It’s no secret that the wider Formula 1 fanbase is not completely onboard with the idea of the series going electric, which F1 will have to work around.
Engines have been getting smaller and more economical over the past two decades and will eventually result in completely doing away with internal combustion and moving to electric powertrains. Unsurprisingly a change of this magnitude is not going to be met with totally open arms initially.
Ross Brawn commented last week that electric F1 could happen in 10 years’ time. Although this seems a little ambitious, it will no doubt happen at some point. If it does it will have to come with the blessing of Formula E CEO Alejandro Agag, who has a contract with the FIA to keep Formula E as the exclusive all-electric single seater series until 2039.
But electrification is happening before our very eyes. Several car manufacturers have already stated that by 2021 they will no longer be making internal combustion road cars, and they will all be either hybrid or fully electric. F1 cannot stay stuck in the past, especially when resources for such power begin to run out as they inevitably will, and most likely within our lifetime.
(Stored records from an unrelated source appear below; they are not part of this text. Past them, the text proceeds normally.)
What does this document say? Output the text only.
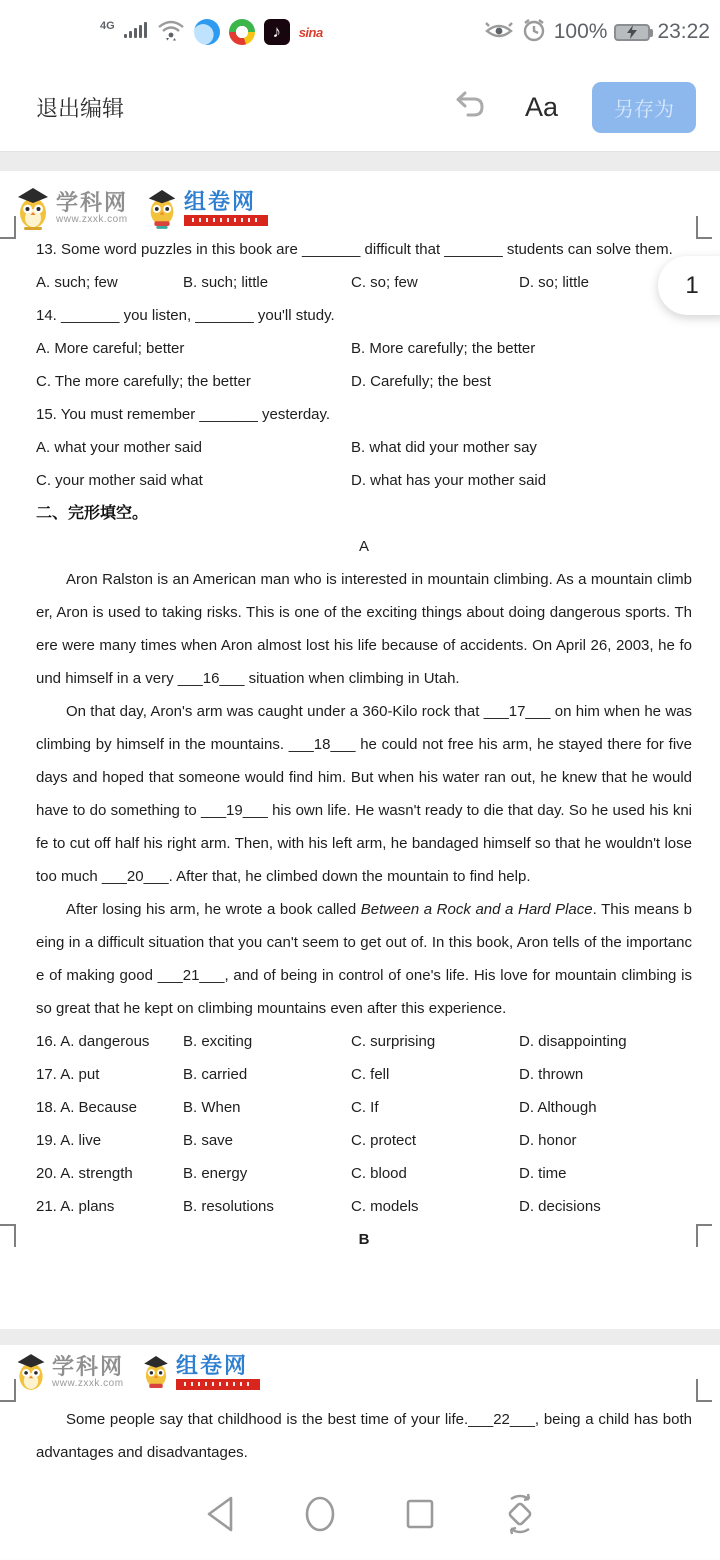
4G	♪	sina	100% 23:22
退出编辑	Aa	另存为
学科网
www.zxxk.com
组卷网
13. Some word puzzles in this book are _______ difficult that _______ students can solve them.
A. such; few	B. such; little	C. so; few	D. so; little
14. _______ you listen, _______ you'll study.
A. More careful; better	B. More carefully; the better
C. The more carefully; the better	D. Carefully; the best
15. You must remember _______ yesterday.
A. what your mother said	B. what did your mother say
C. your mother said what	D. what has your mother said
二、完形填空。
A
Aron Ralston is an American man who is interested in mountain climbing. As a mountain climber, Aron is used to taking risks. This is one of the exciting things about doing dangerous sports. There were many times when Aron almost lost his life because of accidents. On April 26, 2003, he found himself in a very ___16___ situation when climbing in Utah.
On that day, Aron's arm was caught under a 360-Kilo rock that ___17___ on him when he was climbing by himself in the mountains. ___18___ he could not free his arm, he stayed there for five days and hoped that someone would find him. But when his water ran out, he knew that he would have to do something to ___19___ his own life. He wasn't ready to die that day. So he used his knife to cut off half his right arm. Then, with his left arm, he bandaged himself so that he wouldn't lose too much ___20___. After that, he climbed down the mountain to find help.
After losing his arm, he wrote a book called Between a Rock and a Hard Place. This means being in a difficult situation that you can't seem to get out of. In this book, Aron tells of the importance of making good ___21___, and of being in control of one's life. His love for mountain climbing is so great that he kept on climbing mountains even after this experience.
16. A. dangerous	B. exciting	C. surprising	D. disappointing
17. A. put	B. carried	C. fell	D. thrown
18. A. Because	B. When	C. If	D. Although
19. A. live	B. save	C. protect	D. honor
20. A. strength	B. energy	C. blood	D. time
21. A. plans	B. resolutions	C. models	D. decisions
B
学科网
www.zxxk.com
组卷网
Some people say that childhood is the best time of your life.___22___, being a child has both advantages and disadvantages.
1
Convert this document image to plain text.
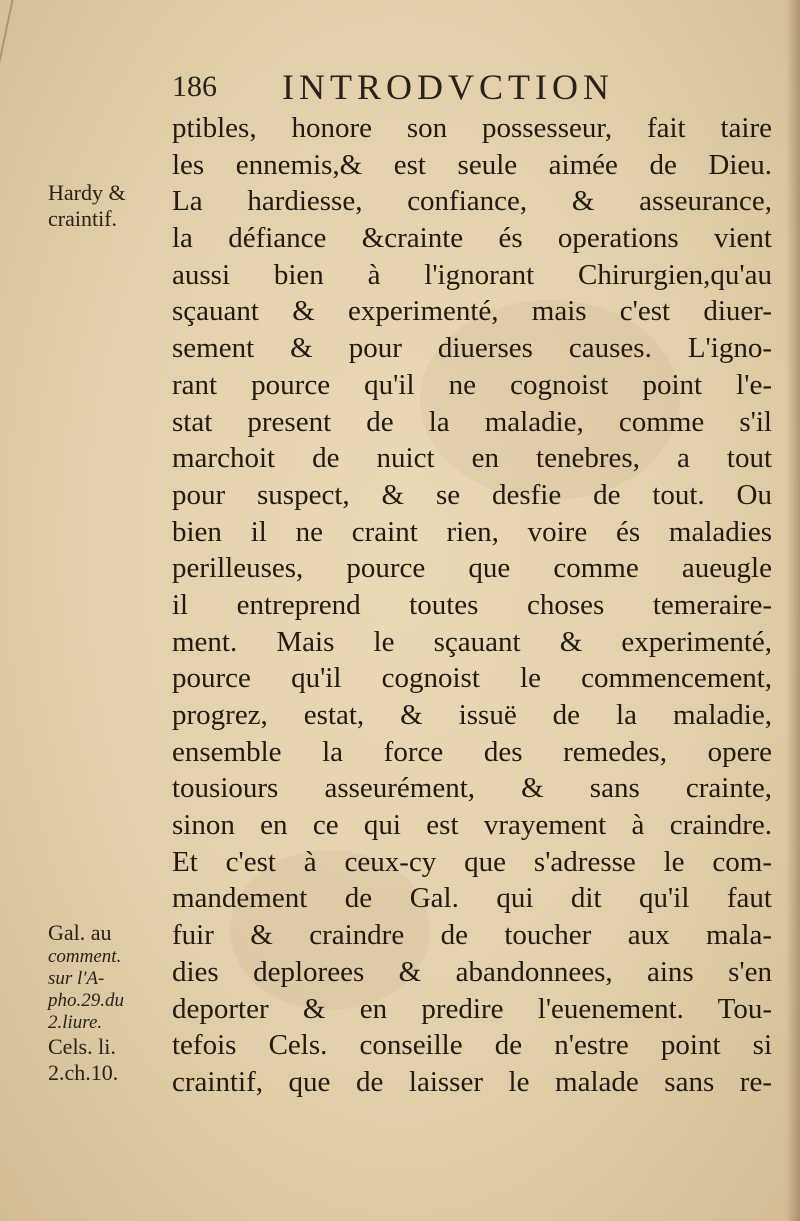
186 INTRODVCTION
Hardy &
craintif.
ptibles, honore son possesseur, fait taire
les ennemis,& est seule aimée de Dieu.
La hardiesse, confiance, & asseurance,
la défiance &crainte és operations vient
aussi bien à l'ignorant Chirurgien,qu'au
sçauant & experimenté, mais c'est diuer-
sement & pour diuerses causes. L'igno-
rant pource qu'il ne cognoist point l'e-
stat present de la maladie, comme s'il
marchoit de nuict en tenebres, a tout
pour suspect, & se desfie de tout. Ou
bien il ne craint rien, voire és maladies
perilleuses, pource que comme aueugle
il entreprend toutes choses temeraire-
ment. Mais le sçauant & experimenté,
pource qu'il cognoist le commencement,
progrez, estat, & issuë de la maladie,
ensemble la force des remedes, opere
tousiours asseurément, & sans crainte,
sinon en ce qui est vrayement à craindre.
Et c'est à ceux-cy que s'adresse le com-
mandement de Gal. qui dit qu'il faut
fuir & craindre de toucher aux mala-
dies deplorees & abandonnees, ains s'en
deporter & en predire l'euenement. Tou-
tefois Cels. conseille de n'estre point si
craintif, que de laisser le malade sans re-
Gal. au
comment.
sur l'A-
pho.29.du
2.liure.
Cels. li.
2.ch.10.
This is why the argument of ‘We already have Formula E, why does F1 need to be electric too?’ simply doesn’t work. The most likely scenario is that F1 embraces the technology Formula E has already started developing, as indeed is its purpose. By then power and durability will have increased drastically to a level suitable for the pinnacle of motorsport.
But even though it’s been proven time and time again that hybrid and electric technology is not only more economical but faster too, fans still don’t even like hybrid F1, let alone an electric one.
Fully electric racing is still a relatively fresh concept, and although they were laughed at on arrival, electric cars are being taken more seriously by the day, especially by young adults. Formula E has only four seasons to its name, so naturally the integration process of electric cars is still ongoing.
At the moment, Formula E is the only example of electric racing available. So when the idea of electric F1 is mooted, you immediately think of this and, unfortunately, it’s less than perfect. Circuit designs which do not always sit well with fans, plus racing gimmicks such as FanBoost, sour the only view given to the public on electric racing.
Naturally as the series matures and other series follow suit, with World Rallycross going electric and the arrival of MotoE, views will change.
Inevitably the argument you hear the most is the one about sound. There will be no more piercing V10s or rumbling V8s, no even a V6 howl. It’s undeniable that it adds to the spectacle, and no matter how good the racing is some fans just cannot enjoy it without that added flare.
Formula E does not help in this regard, as it plays music during the races to fill the void, almost admitting that the lack of noise is an issue and that it’s something to be ashamed of. It doesn’t send the message that there’s more to motorsport than the noise.
But F1 will face an even bigger issue when it goes electric and that is that we, as car fans, humanise cars by referring to the engine as the heart of a car. By removing it and replacing it with what is considered a clinical piece of equipment is deemed to be taking away the ‘soul’ of a racing car.
But fans need not worry. The power block of an electric vehicle is still a piece of mechanical engineering, and a fantastic one at that. By the time F1 is ready to go electric, the purrs of any internal combustion engine, on the road at least, will be a thing of the past and electric cars will be the social norm.